The story of how It’s a Wonderful Life is no longer considered to be a public domain film is well known. The only problem is that the most popular and most circulated version of the story is laughably incorrect. Contrary to popular belief, the film’s copyright was not restored thanks to the film containing music that was still copyrighted. It’s time for the interesting story behind the whole It’s a Wonderful Life situation and what actually happened.
Due to its copyright not being renewed in 1974, the film was considered public domain under the laws of the time. However, the film’s score was copyrighted separately and properly renewed. What most people fail to note is how the movie is actually an adaptation of the short story “The Greatest Gift” by Philip Van Doren Stern. Stern distributed copies as a Christmas gift in 1943 and eventually someone in Hollywood learned of it. They licensed the rights to make a film version and after a few false starts, It’s a Wonderful Life was released by Frank Capra’s Liberty Films in 1946. However, the story was officially published and copyrighted some time after the release of the film. The official definition of what constitutes publication under American copyright law is complicated and much different from what the average person would consider it to be. This is a good place to start, but the Copyright Office goes into more detail in other documents. Given the story having been published in December 1944 and having gotten its copyright granted in 1945, it seems to me that processing was delayed due to the chaos brought on by the Christmas season.
Thanks to the U.S. Supreme Court ruling on Stewart v. Abend in 1990, it was determined that only a copyright owner can allow the creation of derivative works. More importantly, the case directly involved a film adaptation of a short story being considered as a derivative work. Republic Pictures, which owned what had once been the Liberty Films catalog of films and picked up the rights to the music and original short story along the way, realized this could be applied to It’s a Wonderful Life and the rest is history. I have to wonder if the confusion stems from the original reporting of the decision in the media. If enough versions of the story focused on the score in the headline, similar to how most news stories which advertise themselves as being about someone being sued for downloading music but are actually about someone illegally distributing music online, then it would explain all the confusion. I also remember hearing some unverified claims about the rights owners having successfully obtained royalties from select television stations showing the film prior to the decision, so that could also be a factor. But that is only my best guess. The relative obscurity of the case which showed the presence of copyrighted music in McLintock! did not restore copyright to the film itself among the public also helped maintain the error. It should be noted how those utilizing the film without licensing or replacing the score could still find themselves in trouble.

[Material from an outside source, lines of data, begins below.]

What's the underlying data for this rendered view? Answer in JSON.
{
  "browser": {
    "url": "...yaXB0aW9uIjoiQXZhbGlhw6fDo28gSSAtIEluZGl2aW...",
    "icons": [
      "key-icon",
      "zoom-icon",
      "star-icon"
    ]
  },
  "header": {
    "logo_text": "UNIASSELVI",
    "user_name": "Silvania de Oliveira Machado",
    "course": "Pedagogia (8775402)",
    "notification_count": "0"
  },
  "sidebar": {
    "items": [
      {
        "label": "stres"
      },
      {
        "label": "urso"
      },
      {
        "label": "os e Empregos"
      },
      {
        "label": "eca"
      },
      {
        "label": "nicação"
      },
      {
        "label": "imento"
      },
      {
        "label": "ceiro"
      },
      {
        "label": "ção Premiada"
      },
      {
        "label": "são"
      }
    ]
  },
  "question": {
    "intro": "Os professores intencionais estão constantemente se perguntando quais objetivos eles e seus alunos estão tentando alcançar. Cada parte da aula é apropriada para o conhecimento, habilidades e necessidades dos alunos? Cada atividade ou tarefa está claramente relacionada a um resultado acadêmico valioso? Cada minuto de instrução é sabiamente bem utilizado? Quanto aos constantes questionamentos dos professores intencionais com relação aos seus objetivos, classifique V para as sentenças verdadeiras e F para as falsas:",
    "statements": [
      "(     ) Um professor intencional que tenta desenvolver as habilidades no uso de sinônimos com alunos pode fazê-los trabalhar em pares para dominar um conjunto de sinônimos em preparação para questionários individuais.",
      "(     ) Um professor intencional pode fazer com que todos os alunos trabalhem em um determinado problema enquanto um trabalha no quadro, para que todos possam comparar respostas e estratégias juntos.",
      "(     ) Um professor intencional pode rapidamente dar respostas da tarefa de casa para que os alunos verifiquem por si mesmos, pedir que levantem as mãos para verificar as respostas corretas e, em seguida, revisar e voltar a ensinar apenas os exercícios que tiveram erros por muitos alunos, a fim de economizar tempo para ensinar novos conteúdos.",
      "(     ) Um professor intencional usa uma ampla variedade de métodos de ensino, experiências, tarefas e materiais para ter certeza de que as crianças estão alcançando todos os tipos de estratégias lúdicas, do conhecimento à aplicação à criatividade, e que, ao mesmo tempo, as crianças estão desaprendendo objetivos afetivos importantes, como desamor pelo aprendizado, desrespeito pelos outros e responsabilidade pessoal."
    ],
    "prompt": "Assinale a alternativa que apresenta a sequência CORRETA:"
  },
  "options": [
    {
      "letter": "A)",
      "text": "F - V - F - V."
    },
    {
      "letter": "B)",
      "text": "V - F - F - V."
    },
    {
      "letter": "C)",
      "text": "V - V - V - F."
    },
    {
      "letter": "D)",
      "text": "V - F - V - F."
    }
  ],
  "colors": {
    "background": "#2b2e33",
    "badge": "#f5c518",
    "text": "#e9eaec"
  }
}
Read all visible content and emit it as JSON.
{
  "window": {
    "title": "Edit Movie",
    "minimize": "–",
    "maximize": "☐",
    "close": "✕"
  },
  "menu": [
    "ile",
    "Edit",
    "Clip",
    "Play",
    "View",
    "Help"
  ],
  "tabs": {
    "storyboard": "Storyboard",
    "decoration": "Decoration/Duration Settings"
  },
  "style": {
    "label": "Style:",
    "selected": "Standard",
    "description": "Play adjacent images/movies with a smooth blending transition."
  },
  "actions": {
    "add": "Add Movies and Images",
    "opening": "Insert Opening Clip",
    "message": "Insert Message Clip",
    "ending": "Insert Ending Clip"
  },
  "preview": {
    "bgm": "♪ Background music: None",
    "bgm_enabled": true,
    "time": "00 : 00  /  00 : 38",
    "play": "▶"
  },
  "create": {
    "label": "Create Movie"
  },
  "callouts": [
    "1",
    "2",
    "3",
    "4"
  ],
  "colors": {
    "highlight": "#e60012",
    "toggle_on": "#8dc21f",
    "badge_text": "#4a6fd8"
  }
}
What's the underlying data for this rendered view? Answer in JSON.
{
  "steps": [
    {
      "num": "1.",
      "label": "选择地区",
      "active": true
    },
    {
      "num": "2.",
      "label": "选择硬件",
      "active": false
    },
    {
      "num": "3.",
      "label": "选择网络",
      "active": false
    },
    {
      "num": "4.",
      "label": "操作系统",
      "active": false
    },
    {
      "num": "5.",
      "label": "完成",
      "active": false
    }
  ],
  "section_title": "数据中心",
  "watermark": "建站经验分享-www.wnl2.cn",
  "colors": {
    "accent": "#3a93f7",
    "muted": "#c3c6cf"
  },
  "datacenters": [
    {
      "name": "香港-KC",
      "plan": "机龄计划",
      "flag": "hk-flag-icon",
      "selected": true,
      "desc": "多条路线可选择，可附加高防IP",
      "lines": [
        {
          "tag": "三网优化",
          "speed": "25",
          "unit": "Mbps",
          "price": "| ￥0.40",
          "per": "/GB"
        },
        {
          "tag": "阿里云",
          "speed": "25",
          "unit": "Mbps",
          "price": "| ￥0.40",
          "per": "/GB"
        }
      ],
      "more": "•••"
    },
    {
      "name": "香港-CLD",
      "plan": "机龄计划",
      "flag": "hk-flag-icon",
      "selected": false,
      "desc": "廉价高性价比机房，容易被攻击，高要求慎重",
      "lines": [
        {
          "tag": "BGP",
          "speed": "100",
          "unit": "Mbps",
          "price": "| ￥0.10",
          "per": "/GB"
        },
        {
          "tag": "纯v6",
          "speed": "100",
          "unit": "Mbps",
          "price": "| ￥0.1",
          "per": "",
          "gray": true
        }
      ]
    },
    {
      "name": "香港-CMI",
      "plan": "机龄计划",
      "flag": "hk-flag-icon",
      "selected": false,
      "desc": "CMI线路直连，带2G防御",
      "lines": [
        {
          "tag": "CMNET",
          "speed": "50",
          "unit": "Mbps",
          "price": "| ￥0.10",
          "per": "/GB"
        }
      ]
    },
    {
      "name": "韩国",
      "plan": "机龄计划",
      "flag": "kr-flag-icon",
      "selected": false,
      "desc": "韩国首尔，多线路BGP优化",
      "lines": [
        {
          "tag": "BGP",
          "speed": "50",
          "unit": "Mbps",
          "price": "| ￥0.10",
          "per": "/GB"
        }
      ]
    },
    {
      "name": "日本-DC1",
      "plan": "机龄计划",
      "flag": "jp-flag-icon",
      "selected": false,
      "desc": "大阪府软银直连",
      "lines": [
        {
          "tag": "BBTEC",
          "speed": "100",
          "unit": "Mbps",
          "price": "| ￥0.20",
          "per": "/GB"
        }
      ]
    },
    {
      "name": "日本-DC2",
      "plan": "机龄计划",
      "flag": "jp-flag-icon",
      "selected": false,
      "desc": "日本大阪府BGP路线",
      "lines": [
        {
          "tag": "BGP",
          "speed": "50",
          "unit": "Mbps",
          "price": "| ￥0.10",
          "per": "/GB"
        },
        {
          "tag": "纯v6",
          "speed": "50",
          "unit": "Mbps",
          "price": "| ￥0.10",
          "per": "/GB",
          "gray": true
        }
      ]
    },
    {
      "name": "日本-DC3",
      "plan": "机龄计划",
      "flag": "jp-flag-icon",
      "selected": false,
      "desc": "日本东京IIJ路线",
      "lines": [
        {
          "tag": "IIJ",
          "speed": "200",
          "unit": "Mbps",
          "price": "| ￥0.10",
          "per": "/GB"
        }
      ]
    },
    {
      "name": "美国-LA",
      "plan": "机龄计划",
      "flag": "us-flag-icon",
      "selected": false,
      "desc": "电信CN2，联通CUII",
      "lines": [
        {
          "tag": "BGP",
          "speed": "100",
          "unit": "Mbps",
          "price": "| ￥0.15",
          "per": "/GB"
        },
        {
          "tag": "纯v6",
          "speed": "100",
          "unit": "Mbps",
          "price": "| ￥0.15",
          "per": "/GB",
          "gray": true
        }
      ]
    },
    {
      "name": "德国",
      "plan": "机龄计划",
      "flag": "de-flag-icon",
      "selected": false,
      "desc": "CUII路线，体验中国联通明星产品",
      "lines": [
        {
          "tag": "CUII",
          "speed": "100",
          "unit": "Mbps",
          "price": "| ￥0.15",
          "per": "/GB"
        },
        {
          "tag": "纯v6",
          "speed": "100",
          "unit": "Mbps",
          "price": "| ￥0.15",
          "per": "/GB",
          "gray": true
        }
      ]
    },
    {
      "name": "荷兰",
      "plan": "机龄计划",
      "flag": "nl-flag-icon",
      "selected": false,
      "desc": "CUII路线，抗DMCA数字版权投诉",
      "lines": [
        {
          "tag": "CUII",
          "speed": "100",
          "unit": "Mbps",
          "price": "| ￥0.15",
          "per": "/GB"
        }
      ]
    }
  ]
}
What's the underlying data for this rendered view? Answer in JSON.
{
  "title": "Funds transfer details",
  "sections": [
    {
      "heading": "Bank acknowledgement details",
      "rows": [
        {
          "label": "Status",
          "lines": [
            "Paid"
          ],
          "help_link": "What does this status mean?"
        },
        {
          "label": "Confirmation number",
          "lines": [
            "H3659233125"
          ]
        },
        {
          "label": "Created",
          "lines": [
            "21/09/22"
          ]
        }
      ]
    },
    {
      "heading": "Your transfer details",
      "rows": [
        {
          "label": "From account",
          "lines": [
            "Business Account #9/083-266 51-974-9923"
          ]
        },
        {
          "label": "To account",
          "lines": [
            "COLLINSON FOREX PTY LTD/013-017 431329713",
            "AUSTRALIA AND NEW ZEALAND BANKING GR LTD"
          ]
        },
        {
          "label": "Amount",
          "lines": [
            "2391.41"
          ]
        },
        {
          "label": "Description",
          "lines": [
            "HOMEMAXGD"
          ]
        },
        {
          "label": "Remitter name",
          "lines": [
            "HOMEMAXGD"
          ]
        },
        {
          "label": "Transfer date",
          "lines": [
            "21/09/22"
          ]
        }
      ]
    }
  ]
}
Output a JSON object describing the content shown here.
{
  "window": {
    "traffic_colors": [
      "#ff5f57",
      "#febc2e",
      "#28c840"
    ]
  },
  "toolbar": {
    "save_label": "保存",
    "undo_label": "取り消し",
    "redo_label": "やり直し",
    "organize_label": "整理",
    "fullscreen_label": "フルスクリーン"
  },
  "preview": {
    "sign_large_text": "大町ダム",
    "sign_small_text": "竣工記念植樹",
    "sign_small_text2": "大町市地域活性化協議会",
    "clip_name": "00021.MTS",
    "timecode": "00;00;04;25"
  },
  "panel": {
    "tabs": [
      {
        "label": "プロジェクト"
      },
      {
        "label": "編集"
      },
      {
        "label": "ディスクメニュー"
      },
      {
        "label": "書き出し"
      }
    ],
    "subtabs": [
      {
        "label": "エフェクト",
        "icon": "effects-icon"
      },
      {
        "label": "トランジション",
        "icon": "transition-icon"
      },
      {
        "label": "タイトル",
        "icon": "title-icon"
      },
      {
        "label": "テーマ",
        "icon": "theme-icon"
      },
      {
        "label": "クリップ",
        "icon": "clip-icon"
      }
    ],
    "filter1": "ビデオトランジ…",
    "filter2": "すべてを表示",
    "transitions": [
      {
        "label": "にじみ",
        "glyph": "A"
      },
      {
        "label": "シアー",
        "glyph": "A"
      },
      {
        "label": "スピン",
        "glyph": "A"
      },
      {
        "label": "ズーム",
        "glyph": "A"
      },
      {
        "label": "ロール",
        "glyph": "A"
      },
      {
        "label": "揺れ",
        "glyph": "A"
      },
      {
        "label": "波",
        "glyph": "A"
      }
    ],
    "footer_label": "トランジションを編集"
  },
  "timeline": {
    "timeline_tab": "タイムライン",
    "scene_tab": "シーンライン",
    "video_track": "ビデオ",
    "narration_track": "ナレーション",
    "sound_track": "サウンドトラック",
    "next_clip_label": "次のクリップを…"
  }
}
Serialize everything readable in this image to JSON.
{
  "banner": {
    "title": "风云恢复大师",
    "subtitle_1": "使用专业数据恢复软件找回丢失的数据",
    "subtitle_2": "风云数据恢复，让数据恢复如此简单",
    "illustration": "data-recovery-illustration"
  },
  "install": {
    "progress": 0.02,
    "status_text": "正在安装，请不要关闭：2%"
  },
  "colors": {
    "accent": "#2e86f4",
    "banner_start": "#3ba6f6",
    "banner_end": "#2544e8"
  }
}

It’s interesting how many people fail to understand what the decision actually means. Some seem to think that once something falls into the public domain, all parts of it are free to use forever. I have even seen people make this argument about music in supposedly public domain despite their repeating the story of music being the reason It’s a Wonderful Life got its copyright status back! But this is not the case and it has far reaching results for all aspects of the film world. White Zombie is often treated as if it is safely in the public domain even though portions of the soundtrack appear to still be copyrighted and the film itself is an adaptation of The Magic Island by William Seabrook. I would like to think this wouldn’t be the case if the book was mentioned in the credits rather than just referencing it in its publicity materials, but I doubt it. Plenty still treat it as a PD movie. I still see people arguing how a rights owner couldn’t possibly sue since a particular film has been treated as being public domain for decades. But It’s a Wonderful Life shows that is not the case. The owners could not turn around and sue those who has treated the work as being PD in the past and stopped (unless they continued to do so after the decision was announced), but could definitely still go after others. Others argue that since the story is copyrighted, then images from the movie are fair game. This attitude is currently on display in the “Talk” section of and usage information sections of images illustrating the Wikipedia article about the film. But if that were true, the same would apply to publicity pictures taken from copyrighted films if the images themselves were not registered. But I think Toho Co., Ltd. v. William Morrow and Co., Inc. seems suggest this is not the case at all. It also raises some interesting issues over just how much “fair use” can cover reviews or commentary. Similarly, what I’ve read about the Video Pipeline, Inc. v. Buena Vista Home Entertainment lawsuit online sure seems to say trailers are derivative works. It would make sense since it seems rather ridiculous for a still or trailer featuring a material taken directly from a film to be considered in the public domain when the film itself is copyrighted. I may not be a lawyer and some of this is made up of my opinions, but at least they are informed opinions.